Mythe no 2 : Les crises d’aujourd’hui sont pires que celles d’hier

De l’autre côté de l’équation, les problèmes d’aujourd’hui semblent toujours plus complexes et moins faciles à résoudre que ceux d’hier. Il y a trois raisons à cela : 

  1. Les problèmes d’hier ont déjà été résolus, alors nous savons comment l’histoire se termine. 
  2. Les êtres humains sont enclins à la nostalgie et au déclinisme (pour preuve, l’attrait qu’a exercé la promesse « Make America Great Again » sur des millions d’électeurs aux États-Unis, à deux reprises). 
  3. Le monde d’aujourd’hui est incertain, ce qui signifie que nous ne pouvons pas quantifier la probabilité qu’un événement ou un ensemble d’événements se produise. L’histoire, en revanche, est connue; on ne peut donc pas la qualifier de risquée. Par exemple, nous savons exactement combien de fois depuis 1927 le S&P 500 a chuté de 20 % ou plus, mais nous ne pouvons pas estimer avec précision la probabilité que cela se reproduise cette année. 
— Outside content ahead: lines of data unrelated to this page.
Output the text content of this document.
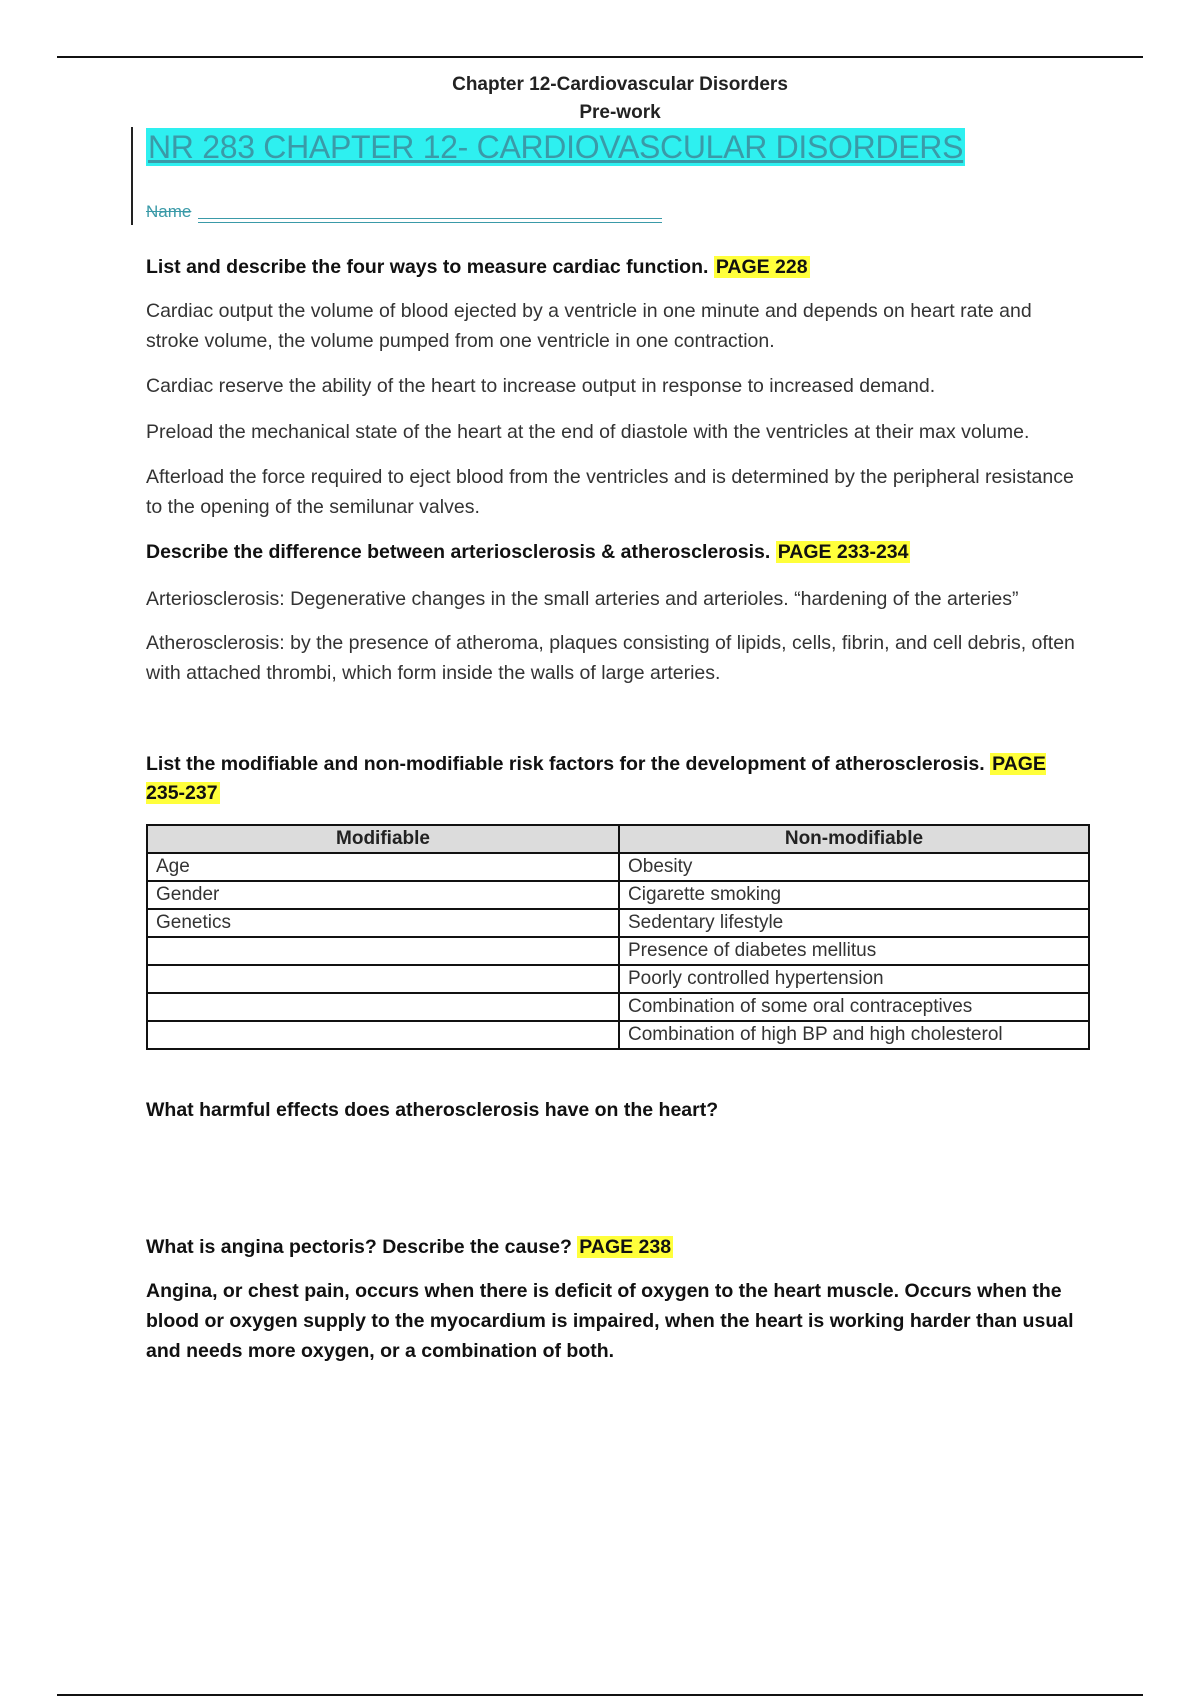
Chapter 12-Cardiovascular Disorders
Pre-work
NR 283 CHAPTER 12- CARDIOVASCULAR DISORDERS
Name
List and describe the four ways to measure cardiac function. PAGE 228
Cardiac output the volume of blood ejected by a ventricle in one minute and depends on heart rate and stroke volume, the volume pumped from one ventricle in one contraction.
Cardiac reserve the ability of the heart to increase output in response to increased demand.
Preload the mechanical state of the heart at the end of diastole with the ventricles at their max volume.
Afterload the force required to eject blood from the ventricles and is determined by the peripheral resistance to the opening of the semilunar valves.
Describe the difference between arteriosclerosis & atherosclerosis. PAGE 233-234
Arteriosclerosis: Degenerative changes in the small arteries and arterioles. “hardening of the arteries”
Atherosclerosis: by the presence of atheroma, plaques consisting of lipids, cells, fibrin, and cell debris, often with attached thrombi, which form inside the walls of large arteries.
List the modifiable and non-modifiable risk factors for the development of atherosclerosis. PAGE 235-237
Modifiable	Non-modifiable
Age	Obesity
Gender	Cigarette smoking
Genetics	Sedentary lifestyle
	Presence of diabetes mellitus
	Poorly controlled hypertension
	Combination of some oral contraceptives
	Combination of high BP and high cholesterol
What harmful effects does atherosclerosis have on the heart?
What is angina pectoris? Describe the cause? PAGE 238
Angina, or chest pain, occurs when there is deficit of oxygen to the heart muscle. Occurs when the blood or oxygen supply to the myocardium is impaired, when the heart is working harder than usual and needs more oxygen, or a combination of both.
Lorsqu’ils se combinent, ces deux récits opposés, soit 1) l’idée que les événements extrêmes sont moins probables que ce que l’histoire a démontré, et 2) la conviction que le monde d’aujourd’hui est particulièrement complexe, deviennent toxiques pour les investisseurs. Cela conduit, au mieux, à la confusion, et, au pire, à la paralysie. Comment remédier à ce phénomène?

L’art et la science de la gestion des risques

Dans Alice au pays des merveilles, Lewis Caroll écrit : « À quoi bon un livre sans images, ni dialogues? ». De même, à quoi sert la modélisation mathématique des risques si nous ne pouvons pas l’appliquer au marché? Mon équipe et moi-même utilisons des distributions à queue grasse dans notre modélisation mathématique des risques. Il serait irresponsable de ne pas le faire. Mais l’art de la gestion des risques réside dans la manière dont nous communiquons notre analyse; dans la façon dont nous livrons un récit. Pour des raisons liées à notre évolution, nous sommes particulièrement réceptifs aux récits. C’est pourquoi l’heuristique et les raccourcis mentaux l’emportent souvent sur le raisonnement statistique dans les affaires de politique publique. La même chose peut être observée dans le monde des placements. Un récit bien livré est facile à comprendre et à retenir, tandis que les statistiques nécessitent un effort d’interprétation. 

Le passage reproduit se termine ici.